Chirac pour tous

Son slogan de la campagne victorieuse de 1995 était « La France pour tous ». Tous ceux qui faisaient activement sa campagne n’étaient pas toujours d’accord avec lui. C’était mon cas. Je l’ai toujours soutenu. Ce sont ces paradoxes qu’il faut creuser : se rappeler que ses soutiens étaient disparates, accepter aujourd’hui tant d’éloges de la part de ceux qui le méprisaient, constater qu’il n’a été populaire que lorsqu’il a quitté le pouvoir, car jamais Jacques Chirac n’a fait plus de 20% des voix au premier tour d’une élection présidentielle. Que tous le reconnaissent comme sympathique, aimant les gens, aimant la France, le  plus chaleureux de tous Présidents de la République, masque sa complexité plus que n’explique ses échecs et ses succès.

Pourquoi faire partie de son équipe sans être d’accord avec lui ? Jacques Chirac n’était pas de mon parti, mais quand j’ai été candidat, il m’a soutenu. A croire qu’il m’aimait bien, j’avais eu la chance de le connaitre à vingt cinq ans. Nous avions un point commun : il aimait la poésie plus qu’on ne l’imagine. Il installait tout de suite un lien personnel, dans un commerce, dans son bureau, tout en ne disant rien.

On pouvait d’autant plus facilement ne pas être d’accord avec lui  qu’il n’était pas forcément d’accord avec lui-même. Parfois il disait : « Je sais, c’est pas terrible, mais on ne peut pas faire autrement ». C’était pour rassurer, indiquer que l’on ferait autrement plus tard, que la politique n’est que le champ du possible , etc… toutes choses que j’avais du mal à entendre, tant il prétendait incarner le volontarisme … ou la rupture. Beaucoup diront que de tels signaux traduisaient un manque de conviction. C’est vrai. Tout le monde voulait le convaincre, persuadé que « le dernier qui parlera aura raison ». Au fond, il faisait croire qu’il était malléable sans rien changer à ses décisions. D’où la frustration de beaucoup. «Oui, oui, tu as raison.» opinait-il, puis faisait ce qu’il voulait.

Je l’ai pourtant vu changer d’avis sur des sujets importants, comme Maire de Paris, comme dirigeant politique, comme Président. Ce n’est pas un défaut. Ce fut le cas sur des projets d’urbanisme. Ce fut le cas sur l’Europe. Sur la Constitution. Sur la guerre. Si on regarde sa trajectoire politique, il ne varia pas beaucoup : c’était un pompidolien pragmatique, un technocrate populaire, qui forçait parfois le trait pour prendre le vent.
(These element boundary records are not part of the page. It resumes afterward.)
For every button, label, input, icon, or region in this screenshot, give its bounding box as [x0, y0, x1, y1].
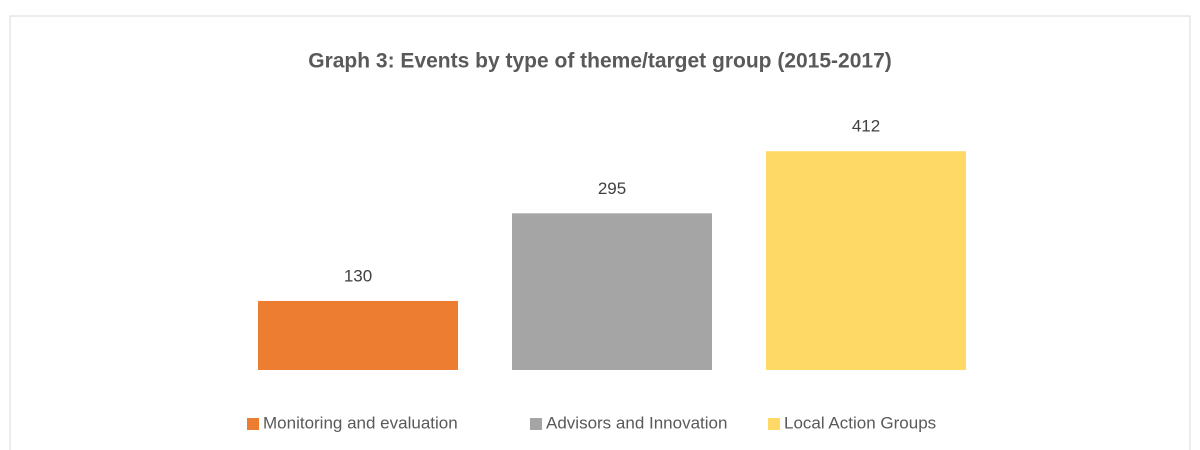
data-label: 295 [598, 179, 626, 198]
data-label: 412 [852, 117, 880, 136]
data-label: 130 [344, 266, 372, 285]
legend-swatch [530, 418, 542, 430]
chart-border [9, 15, 1191, 450]
legend-swatch [247, 418, 259, 430]
legend-label: Monitoring and evaluation [263, 413, 458, 432]
legend-label: Local Action Groups [784, 413, 936, 432]
bar [766, 151, 966, 370]
legend-swatch [768, 418, 780, 430]
bar [512, 213, 712, 370]
legend-label: Advisors and Innovation [546, 413, 727, 432]
chart-title: Graph 3: Events by type of theme/target … [308, 50, 892, 73]
bar [258, 300, 458, 370]
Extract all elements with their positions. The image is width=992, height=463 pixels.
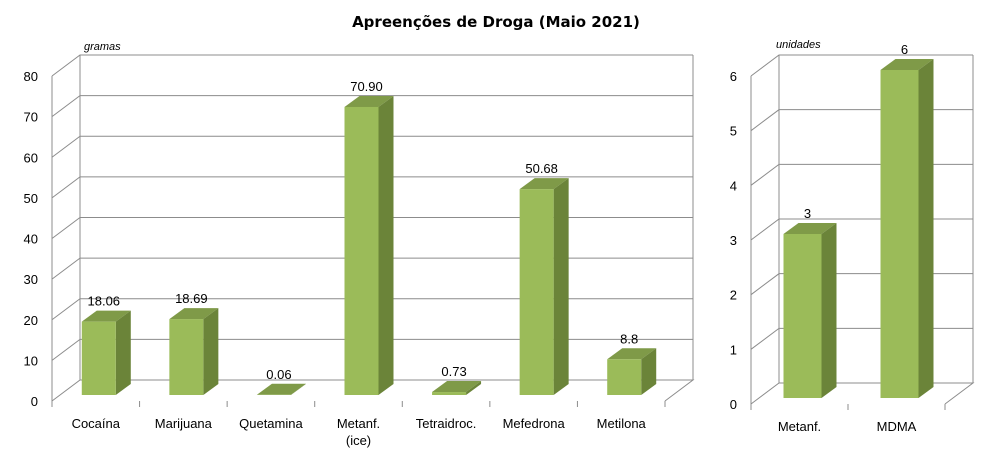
chart-panel-2: unidades 0 1 2 3 4 5 6 3 Metanf. 6 MDMA — [730, 39, 975, 434]
category-label: Mefedrona — [503, 416, 566, 431]
category-label: Tetraidroc. — [416, 416, 477, 431]
data-label: 6 — [901, 42, 908, 57]
y-tick-label: 0 — [730, 397, 737, 412]
category-label: Quetamina — [239, 416, 303, 431]
category-label-line: Marijuana — [155, 416, 213, 431]
category-label-line: Metilona — [597, 416, 647, 431]
bar-top — [432, 381, 482, 393]
gridline — [750, 163, 973, 186]
y-tick-label: 60 — [24, 150, 38, 165]
bar-top — [256, 383, 306, 395]
category-label: Cocaína — [72, 416, 121, 431]
category-label-line: Quetamina — [239, 416, 303, 431]
bar-side — [378, 95, 394, 395]
bar-side — [821, 223, 837, 398]
y-tick-label: 40 — [24, 232, 38, 247]
category-label-line: Tetraidroc. — [416, 416, 477, 431]
bar-side — [115, 310, 131, 395]
bar-front — [880, 70, 919, 398]
y-tick-label: 3 — [730, 233, 737, 248]
data-label: 3 — [804, 206, 811, 221]
category-label: MDMA — [877, 419, 917, 434]
y-tick-label: 1 — [730, 342, 737, 357]
bar — [607, 348, 657, 395]
bar-side — [553, 178, 569, 395]
chart-panel-1: gramas 0 10 20 30 40 50 60 70 80 18.06 Cocaína 18.69… — [24, 41, 695, 448]
data-label: 50.68 — [525, 161, 558, 176]
bar-top — [81, 310, 131, 322]
gridline — [750, 54, 973, 77]
bar-front — [344, 106, 379, 395]
chart-title: Apreenções de Droga (Maio 2021) — [352, 13, 640, 31]
floor-outline — [750, 382, 975, 405]
y-tick-label: 20 — [24, 313, 38, 328]
category-label: Metanf. — [778, 419, 821, 434]
bar-front — [519, 189, 554, 395]
bar-top — [519, 178, 569, 190]
data-label: 18.06 — [88, 294, 121, 309]
bar-top — [607, 348, 657, 360]
chart-panels: gramas0102030405060708018.06Cocaína18.69… — [24, 39, 975, 448]
data-label: 0.73 — [441, 364, 466, 379]
bar-top — [169, 308, 219, 320]
bar-front — [81, 321, 116, 395]
category-label: Metanf. (ice) — [337, 416, 380, 448]
bar-side — [918, 59, 934, 398]
bar-top — [344, 95, 394, 107]
gridline — [51, 54, 693, 77]
y-tick-label: 50 — [24, 191, 38, 206]
data-label: 70.90 — [350, 79, 383, 94]
unit-label: unidades — [776, 39, 821, 51]
data-label: 0.06 — [266, 367, 291, 382]
bar — [432, 381, 482, 395]
bar — [783, 223, 837, 398]
y-tick-label: 4 — [730, 178, 737, 193]
bar-top — [783, 223, 837, 234]
bar-front — [607, 359, 642, 395]
bar-side — [290, 383, 306, 395]
bar — [256, 383, 306, 395]
unit-label: gramas — [84, 41, 121, 53]
y-tick-label: 2 — [730, 288, 737, 303]
bar-side — [641, 348, 657, 395]
y-tick-label: 0 — [31, 394, 38, 409]
bar-side — [203, 308, 219, 395]
bar — [169, 308, 219, 395]
data-label: 18.69 — [175, 291, 208, 306]
bar-top — [880, 59, 934, 70]
y-tick-label: 6 — [730, 69, 737, 84]
bar-front — [169, 319, 204, 395]
bar-side — [466, 381, 482, 395]
category-label-line: MDMA — [877, 419, 917, 434]
y-tick-label: 80 — [24, 69, 38, 84]
bar-front — [432, 392, 467, 395]
bar-front — [783, 234, 822, 398]
data-label: 8.8 — [620, 331, 638, 346]
y-tick-label: 30 — [24, 272, 38, 287]
category-label: Metilona — [597, 416, 647, 431]
gridline — [750, 109, 973, 132]
category-label-line: Metanf. — [337, 416, 380, 431]
category-label: Marijuana — [155, 416, 213, 431]
category-label-line: (ice) — [346, 433, 371, 448]
bar — [519, 178, 569, 395]
y-tick-label: 10 — [24, 353, 38, 368]
category-label-line: Cocaína — [72, 416, 121, 431]
category-label-line: Metanf. — [778, 419, 821, 434]
y-tick-label: 70 — [24, 110, 38, 125]
bar — [81, 310, 131, 395]
category-label-line: Mefedrona — [503, 416, 566, 431]
y-tick-label: 5 — [730, 124, 737, 139]
bar — [880, 59, 934, 398]
bar — [344, 95, 394, 395]
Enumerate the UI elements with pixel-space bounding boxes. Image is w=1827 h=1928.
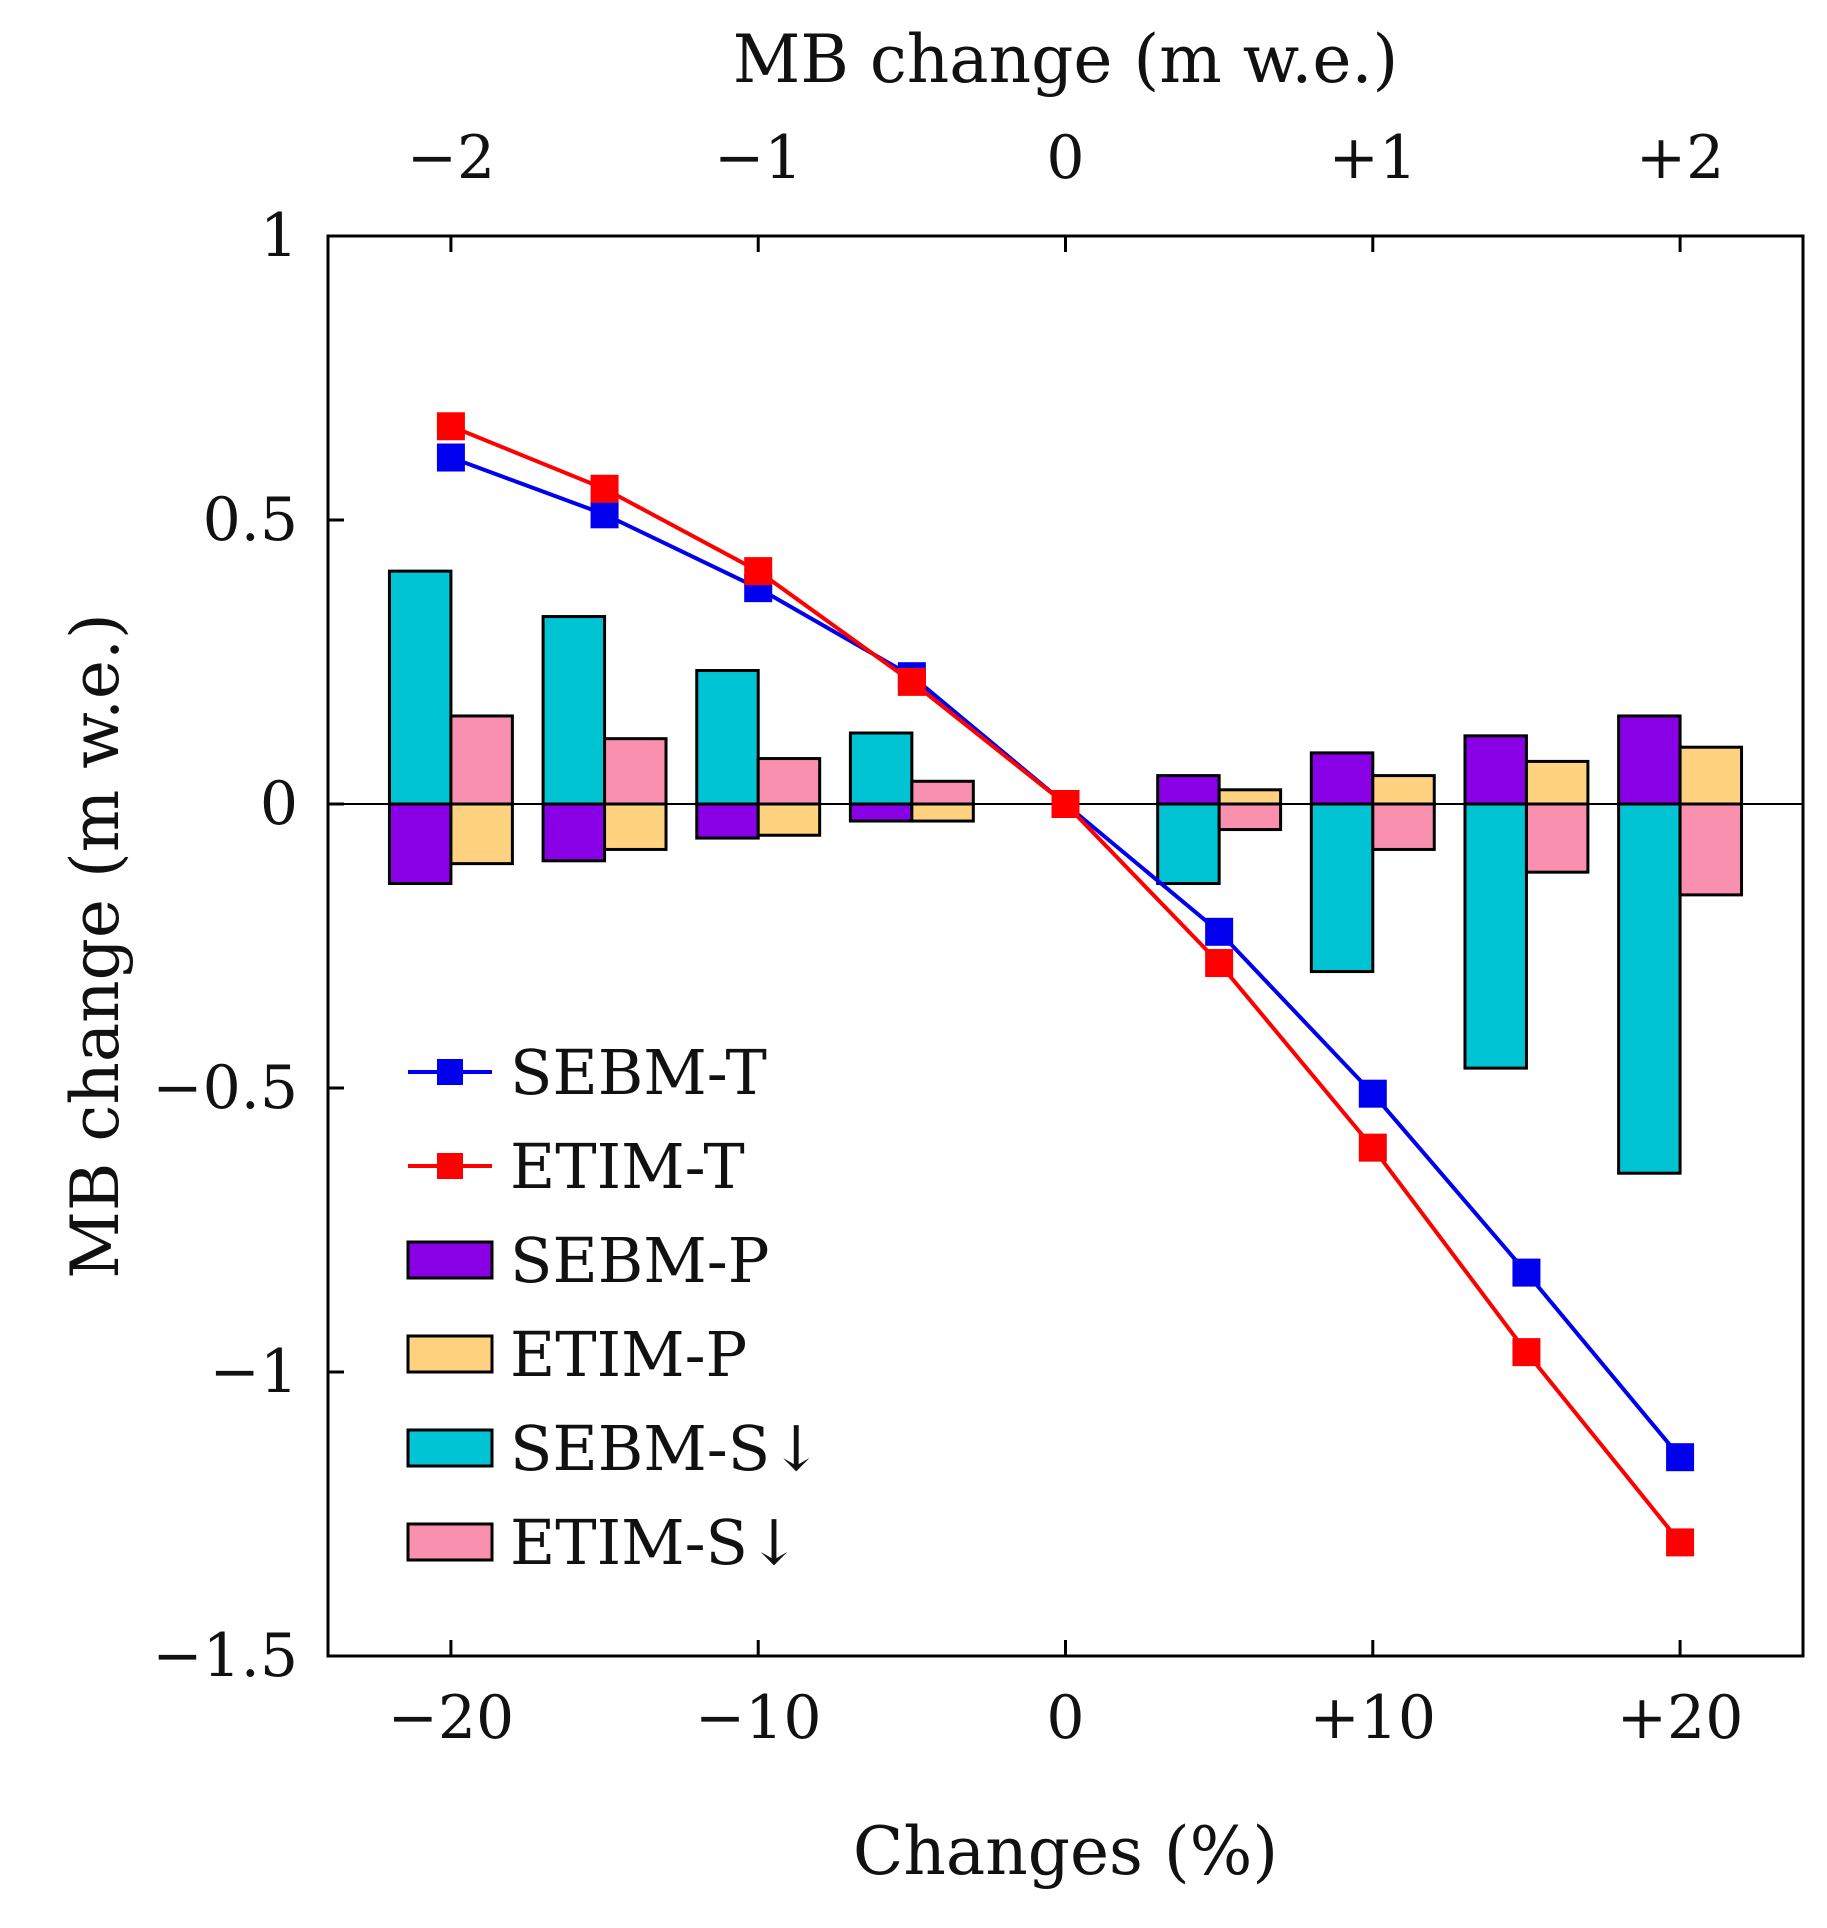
- legend-swatch-etim-p: [406, 1334, 494, 1374]
- legend-label-etim-p: ETIM-P: [510, 1318, 747, 1391]
- legend-label-sebm-p: SEBM-P: [510, 1224, 769, 1297]
- y-tick-label-3: −0.5: [152, 1053, 298, 1123]
- y-tick-label-2: 0: [260, 769, 298, 839]
- x-tick-label-4: +20: [1617, 1683, 1744, 1753]
- y-axis-title: MB change (m w.e.): [57, 613, 134, 1278]
- bar-sebm-s-5: [1309, 802, 1375, 974]
- bar-etim-s-4: [1217, 802, 1283, 832]
- bar-sebm-p-4: [1156, 774, 1221, 806]
- marker-sebm-t-8: [1666, 1443, 1695, 1472]
- bar-sebm-s-4: [1156, 802, 1221, 886]
- bar-sebm-p-2: [695, 802, 760, 840]
- bar-sebm-p-5: [1309, 751, 1375, 806]
- y-tick-label-4: −1: [210, 1337, 298, 1407]
- bar-sebm-p-1: [541, 802, 607, 863]
- bar-etim-s-3: [910, 779, 975, 806]
- bar-sebm-s-6: [1463, 802, 1528, 1070]
- x2-tick-label-4: +2: [1636, 123, 1724, 193]
- x2-tick-label-3: +1: [1329, 123, 1417, 193]
- bar-etim-p-2: [756, 802, 822, 837]
- legend-marker-etim-t: [437, 1153, 463, 1179]
- x2-tick-label-1: −1: [714, 123, 802, 193]
- marker-etim-t-5: [1205, 949, 1234, 978]
- legend: SEBM-T ETIM-T SEBM-P ETIM-P SEBM-S↓ ETIM-S↓: [406, 1036, 822, 1579]
- legend-label-etim-t: ETIM-T: [510, 1130, 745, 1203]
- x2-tick-label-0: −2: [407, 123, 495, 193]
- bar-etim-p-7: [1678, 745, 1744, 806]
- ticks-layer: −20 −10 0 +10 +20−2 −1 0 +1 +210.50−0.5−1−1.5: [152, 123, 1743, 1753]
- bar-sebm-p-0: [387, 802, 453, 886]
- bar-sebm-s-0: [387, 569, 453, 806]
- x-tick-label-3: +10: [1309, 1683, 1436, 1753]
- bar-etim-p-6: [1524, 759, 1590, 806]
- legend-swatch-sebm-s: [406, 1428, 494, 1468]
- bar-sebm-p-3: [848, 802, 914, 823]
- bar-sebm-s-7: [1617, 802, 1682, 1175]
- bar-etim-s-6: [1524, 802, 1590, 874]
- bar-etim-p-4: [1217, 788, 1283, 806]
- bar-etim-p-1: [603, 802, 668, 851]
- legend-marker-sebm-t: [437, 1059, 463, 1085]
- marker-etim-t-8: [1666, 1528, 1695, 1557]
- bar-sebm-s-1: [541, 615, 607, 806]
- lines-layer: [436, 412, 1695, 1557]
- bar-etim-s-5: [1371, 802, 1436, 851]
- marker-etim-t-7: [1512, 1338, 1541, 1367]
- marker-etim-t-0: [436, 412, 465, 441]
- x-axis-title: Changes (%): [853, 1813, 1278, 1890]
- marker-etim-t-1: [590, 474, 619, 503]
- marker-sebm-t-7: [1512, 1258, 1541, 1287]
- bar-etim-p-5: [1371, 774, 1436, 806]
- x-tick-label-0: −20: [388, 1683, 515, 1753]
- bar-sebm-s-3: [848, 731, 914, 806]
- bar-sebm-p-7: [1617, 714, 1682, 806]
- y-tick-label-1: 0.5: [203, 485, 298, 555]
- x-tick-label-2: 0: [1046, 1683, 1084, 1753]
- marker-etim-t-6: [1358, 1133, 1387, 1162]
- marker-etim-t-4: [1051, 790, 1080, 818]
- top-axis-title: MB change (m w.e.): [733, 21, 1398, 98]
- bar-etim-s-7: [1678, 802, 1744, 897]
- legend-swatch-etim-s: [406, 1522, 494, 1562]
- bars-layer: [387, 569, 1744, 1175]
- y-tick-label-0: 1: [260, 201, 298, 271]
- marker-sebm-t-5: [1205, 917, 1234, 946]
- bar-etim-p-3: [910, 802, 975, 823]
- bar-etim-p-0: [449, 802, 514, 866]
- marker-sebm-t-1: [590, 500, 619, 529]
- legend-label-etim-s: ETIM-S↓: [510, 1506, 800, 1579]
- x-tick-label-1: −10: [695, 1683, 822, 1753]
- bar-sebm-s-2: [695, 669, 760, 806]
- marker-etim-t-2: [744, 557, 773, 586]
- bar-etim-s-2: [756, 757, 822, 806]
- legend-swatch-sebm-p: [406, 1240, 494, 1280]
- x2-tick-label-2: 0: [1046, 123, 1084, 193]
- bar-sebm-p-6: [1463, 734, 1528, 806]
- legend-label-sebm-t: SEBM-T: [510, 1036, 767, 1109]
- bar-etim-s-0: [449, 714, 514, 806]
- legend-label-sebm-s: SEBM-S↓: [510, 1412, 822, 1485]
- marker-sebm-t-6: [1358, 1079, 1387, 1108]
- y-tick-label-5: −1.5: [152, 1621, 298, 1691]
- bar-etim-s-1: [603, 737, 668, 806]
- marker-etim-t-3: [897, 667, 926, 696]
- marker-sebm-t-0: [436, 443, 465, 472]
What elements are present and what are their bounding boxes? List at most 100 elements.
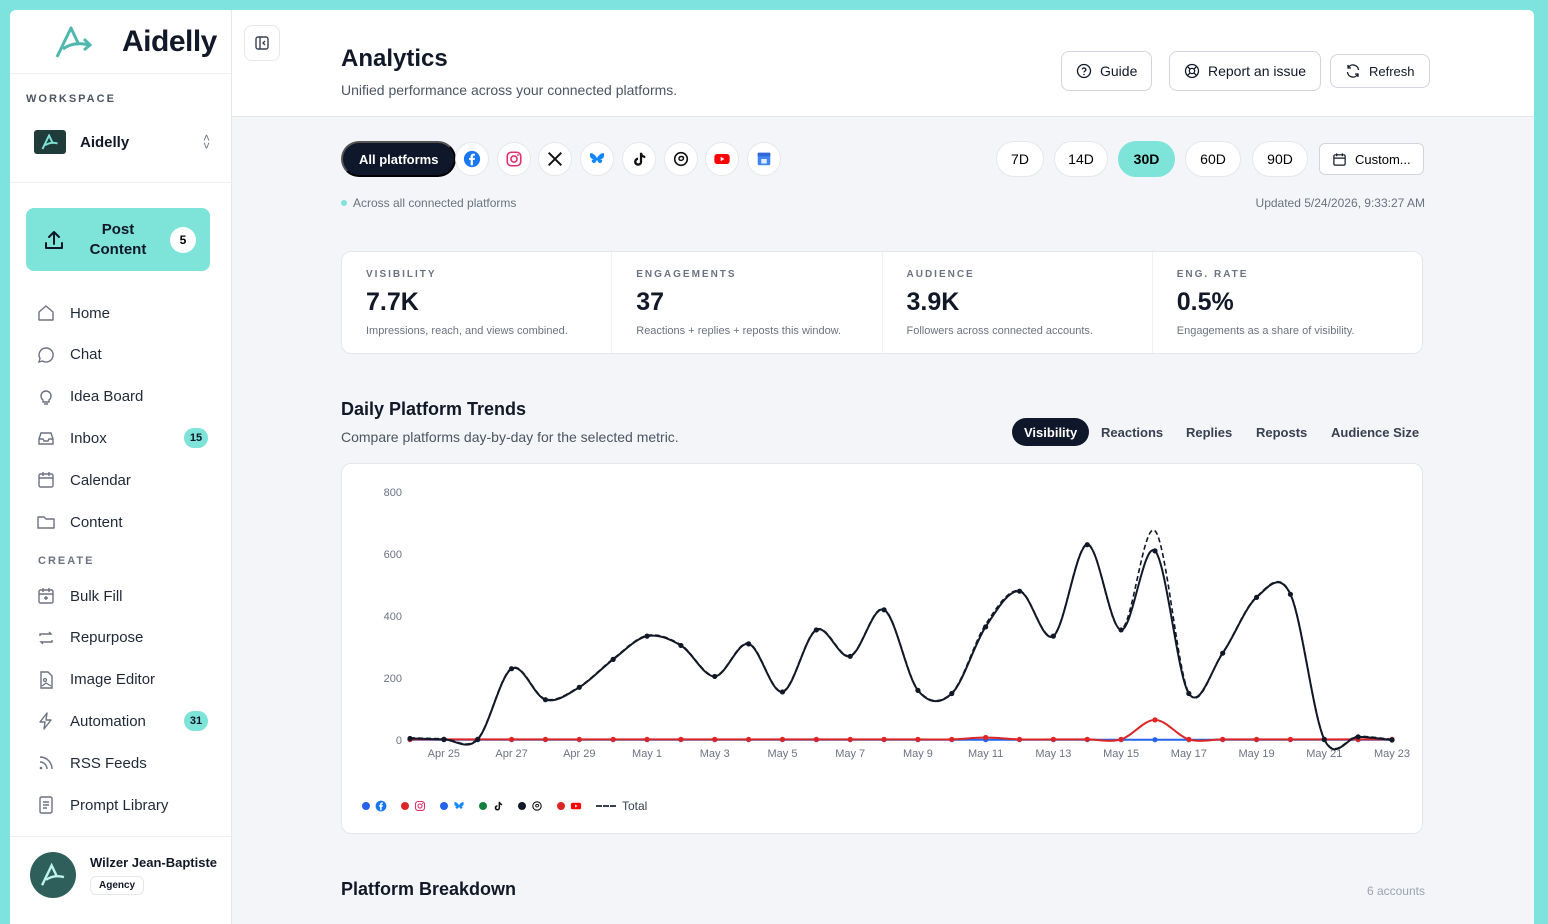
- data-point: [1016, 588, 1023, 594]
- platform-filter-x[interactable]: [538, 142, 573, 176]
- threads-icon: [532, 801, 542, 811]
- workspace-label: WORKSPACE: [26, 93, 116, 105]
- platform-filter-youtube[interactable]: [705, 142, 740, 176]
- sidebar-item-calendar[interactable]: Calendar: [36, 466, 208, 494]
- stat-engagements: ENGAGEMENTS 37 Reactions + replies + rep…: [612, 252, 883, 353]
- sidebar-item-content[interactable]: Content: [36, 508, 208, 536]
- legend-item-threads: [518, 800, 543, 812]
- sidebar-item-idea-board[interactable]: Idea Board: [36, 383, 208, 411]
- series-line-3: [409, 529, 1393, 750]
- y-tick-label: 800: [384, 487, 402, 499]
- user-profile[interactable]: Wilzer Jean-Baptiste Agency: [30, 852, 217, 898]
- data-point: [1287, 736, 1294, 742]
- collapse-sidebar-button[interactable]: [244, 25, 280, 61]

La troisième raison pour le soutenir, c’était son humanité, ou sa séduction. Celle d’un tueur aussi, soit. Chaban, Giscard, Barre, Balladur, Garraud, Pasqua, qui croyaient le gouverner, se sont cassés les dents. Il faisait croire à tous qu’il était simple et brutal. Il était souple et habile. Il avait appris le russe et le sanskrit, lisait les poètes japonais, avait découvert les arts premiers, cachait la Bhagavad Gita sous une couverture de bande dessinée au banc du gouvernement quand il était Secrétaire d’Etat : ne pas faire intello, plutôt populo. Quand il parlait avec vous, vous étiez la personne la plus importante du monde. Même pour tromper, il mettait plus que les formes : de la chaleur.

Je l’ai soutenu sans espoir de victoire : il était à 11% dans les sondages. Je ne me voyais pas le laisser tomber alors qu’il était si bas. J’ai fait campagne pour lui à Paris, dans la Vallée du Rhône, à Marseille, dans la Loire. Je me souviens de ses conseils : « En campagne, quand tu peux boire un verre d’eau, bois, même si tu n’as pas soif. Mais surtout, quand tu peux pisser, va pisser. Tu ne sais pas quand tu en auras à nouveau l’occasion. » Une façon d’aimer Confucius et la Corrèze.

Jacques Chirac aurait pu être acteur de cinéma, champion sportif, aventurier. C’était une star. Il aurait aimé n’importe quel rôle. Celui dans lequel il fut le moins aimé était celui d’homme politique. Je ne suis pas certain qu’il aimait vraiment le pouvoir. Il ne l’exerça quasiment pas, que par intermittence. D’où les déceptions.

Le pouvoir, pour lui, c’était les gens, pas les idées. Il aimait aider, agréger, assembler. Par tous les moyens, pour tous. Ce ne fut pas toujours la meilleure politique, mais elle soutient facilement la comparaison avec les suivantes. Ce fut une belle vie, avec son lot de drames personnels et de trahisons publiques, celle d’un homme de parti devenu Président, même s’il aimait les gens plus que le pouvoir – et la paix plus que la puissance.